Ghana’s petroleum sector is facing a significant downturn, with revenue falling by 56% in the first half of 2025 compared to the same period last year. According to the latest Semi-Annual Report from the Public Interest and Accountability Committee (PIAC), the country collected only US$370.34 million in petroleum receipts, a sharp decline from US$840.77 million in H1 2024. The report highlights the growing vulnerability of Ghana’s oil-dependent public finances amidst fluctuating global markets.

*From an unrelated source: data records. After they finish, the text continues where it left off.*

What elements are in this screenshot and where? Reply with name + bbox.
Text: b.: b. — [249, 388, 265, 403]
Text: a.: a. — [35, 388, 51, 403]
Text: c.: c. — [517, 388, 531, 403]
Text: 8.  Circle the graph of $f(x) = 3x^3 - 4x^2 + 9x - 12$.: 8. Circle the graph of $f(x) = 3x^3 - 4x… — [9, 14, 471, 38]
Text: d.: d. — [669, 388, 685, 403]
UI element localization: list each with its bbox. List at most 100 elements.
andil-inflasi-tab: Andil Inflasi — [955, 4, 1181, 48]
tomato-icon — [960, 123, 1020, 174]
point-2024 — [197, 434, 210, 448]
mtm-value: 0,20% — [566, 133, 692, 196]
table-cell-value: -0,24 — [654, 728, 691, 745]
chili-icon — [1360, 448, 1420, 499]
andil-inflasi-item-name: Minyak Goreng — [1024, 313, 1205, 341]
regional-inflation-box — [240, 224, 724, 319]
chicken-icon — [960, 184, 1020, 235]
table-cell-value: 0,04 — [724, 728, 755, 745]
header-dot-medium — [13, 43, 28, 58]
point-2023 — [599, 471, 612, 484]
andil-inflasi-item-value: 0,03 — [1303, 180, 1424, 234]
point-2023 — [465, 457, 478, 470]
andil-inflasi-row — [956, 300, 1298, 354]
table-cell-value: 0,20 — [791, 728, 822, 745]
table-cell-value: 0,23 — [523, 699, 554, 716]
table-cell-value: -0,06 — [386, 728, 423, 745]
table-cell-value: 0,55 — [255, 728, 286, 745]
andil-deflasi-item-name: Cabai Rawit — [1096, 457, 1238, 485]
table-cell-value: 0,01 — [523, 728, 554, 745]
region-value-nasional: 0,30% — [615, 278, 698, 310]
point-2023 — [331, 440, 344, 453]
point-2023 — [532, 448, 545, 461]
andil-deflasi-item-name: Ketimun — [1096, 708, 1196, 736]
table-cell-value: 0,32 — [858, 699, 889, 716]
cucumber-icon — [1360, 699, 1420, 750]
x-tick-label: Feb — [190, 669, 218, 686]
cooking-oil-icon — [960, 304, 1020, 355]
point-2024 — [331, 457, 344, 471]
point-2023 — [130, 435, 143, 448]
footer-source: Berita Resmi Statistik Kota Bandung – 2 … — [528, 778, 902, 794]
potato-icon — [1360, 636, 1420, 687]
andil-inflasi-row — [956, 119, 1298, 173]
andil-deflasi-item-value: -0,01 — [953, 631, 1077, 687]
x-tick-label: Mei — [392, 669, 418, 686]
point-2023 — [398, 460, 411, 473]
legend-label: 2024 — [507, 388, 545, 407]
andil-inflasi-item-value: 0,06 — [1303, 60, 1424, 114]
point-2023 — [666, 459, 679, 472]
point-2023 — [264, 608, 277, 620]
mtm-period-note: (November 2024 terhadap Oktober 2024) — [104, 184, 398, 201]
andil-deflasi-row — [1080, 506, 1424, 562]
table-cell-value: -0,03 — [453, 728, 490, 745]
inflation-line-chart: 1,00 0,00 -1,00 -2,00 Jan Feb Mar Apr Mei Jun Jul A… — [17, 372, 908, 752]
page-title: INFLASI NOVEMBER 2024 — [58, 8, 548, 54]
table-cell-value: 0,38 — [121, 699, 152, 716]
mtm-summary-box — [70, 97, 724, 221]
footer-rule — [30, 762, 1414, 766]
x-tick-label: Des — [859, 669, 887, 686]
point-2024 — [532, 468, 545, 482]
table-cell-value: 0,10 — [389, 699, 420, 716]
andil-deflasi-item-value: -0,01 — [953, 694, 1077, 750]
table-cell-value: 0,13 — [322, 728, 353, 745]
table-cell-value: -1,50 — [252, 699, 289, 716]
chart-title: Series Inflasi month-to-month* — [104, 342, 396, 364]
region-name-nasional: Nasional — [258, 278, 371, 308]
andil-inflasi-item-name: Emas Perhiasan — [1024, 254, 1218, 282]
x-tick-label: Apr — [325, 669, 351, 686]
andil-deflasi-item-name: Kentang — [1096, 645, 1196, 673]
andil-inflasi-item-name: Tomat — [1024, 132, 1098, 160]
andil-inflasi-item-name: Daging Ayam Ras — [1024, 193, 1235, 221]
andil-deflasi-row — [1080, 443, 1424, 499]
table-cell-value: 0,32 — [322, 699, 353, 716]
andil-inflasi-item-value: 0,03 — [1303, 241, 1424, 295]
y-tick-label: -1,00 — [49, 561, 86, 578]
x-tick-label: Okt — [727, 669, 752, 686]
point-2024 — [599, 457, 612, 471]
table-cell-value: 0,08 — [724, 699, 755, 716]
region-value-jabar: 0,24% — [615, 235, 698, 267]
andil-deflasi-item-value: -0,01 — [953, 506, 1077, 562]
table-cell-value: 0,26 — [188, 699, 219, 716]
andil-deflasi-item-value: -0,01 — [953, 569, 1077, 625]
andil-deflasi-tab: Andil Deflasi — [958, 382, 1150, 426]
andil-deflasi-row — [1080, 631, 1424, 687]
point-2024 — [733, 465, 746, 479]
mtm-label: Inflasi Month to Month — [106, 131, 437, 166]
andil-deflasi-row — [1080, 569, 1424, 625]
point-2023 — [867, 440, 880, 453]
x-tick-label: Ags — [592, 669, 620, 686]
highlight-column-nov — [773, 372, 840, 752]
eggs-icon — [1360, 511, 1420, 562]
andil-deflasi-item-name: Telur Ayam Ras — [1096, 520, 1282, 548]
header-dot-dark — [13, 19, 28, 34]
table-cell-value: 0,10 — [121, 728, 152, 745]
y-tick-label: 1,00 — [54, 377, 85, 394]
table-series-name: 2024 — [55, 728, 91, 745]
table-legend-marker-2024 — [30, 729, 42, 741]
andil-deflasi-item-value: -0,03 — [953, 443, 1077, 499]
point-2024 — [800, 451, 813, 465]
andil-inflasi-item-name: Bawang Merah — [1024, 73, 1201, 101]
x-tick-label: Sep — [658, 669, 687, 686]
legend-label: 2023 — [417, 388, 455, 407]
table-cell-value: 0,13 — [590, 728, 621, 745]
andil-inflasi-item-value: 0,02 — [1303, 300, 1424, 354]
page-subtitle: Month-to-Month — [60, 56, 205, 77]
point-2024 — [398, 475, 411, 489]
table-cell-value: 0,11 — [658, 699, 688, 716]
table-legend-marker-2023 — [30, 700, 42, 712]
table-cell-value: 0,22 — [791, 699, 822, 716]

PIAC attributed the drop primarily to lower crude oil liftings and a fall in international oil prices. These factors affected Ghana’s three main producing fields — Jubilee, TEN, and Sankofa-Gye Nyame (SGN) — resulting in reduced export revenues. The Committee emphasized that petroleum inflows, derived from Corporate Income Taxes (CIT), Carried and Additional Participating Interest (CAPI), Royalties, Surface Rentals, and interest on the Petroleum Holding Fund (PHF), are critical to sustaining government operations and financing the energy sector.
Breaking down the contributions, CAPI led with US$178.48 million (48% of total inflows), followed by CIT at US$148.75 million (40%). Royalties generated US$40.15 million (10.8%), while interest on the PHF added US$2.10 million, and surface rentals contributed US$0.86 million, accounting for less than 1% of total receipts. Since Ghana began oil production in 2011, cumulative petroleum revenues have reached US$11.58 billion, underscoring the sector’s enduring role in the economy despite recent volatility.
PIAC warned that the sharp decline in petroleum revenue could strain government budgets and disrupt financing for energy projects if corrective measures are not implemented. The Committee urged authorities to intensify efforts to attract new investments into the upstream oil and gas sector and stabilize production levels, highlighting the risk of further weakening fiscal outlooks if oil output continues to fall.
The Committee also reiterated its call for enhanced transparency and stronger oversight of state-owned enterprises in the petroleum sector. PIAC stressed that better governance and effective revenue management are essential to maximize returns for Ghana and safeguard public finances against future shocks in the global oil market.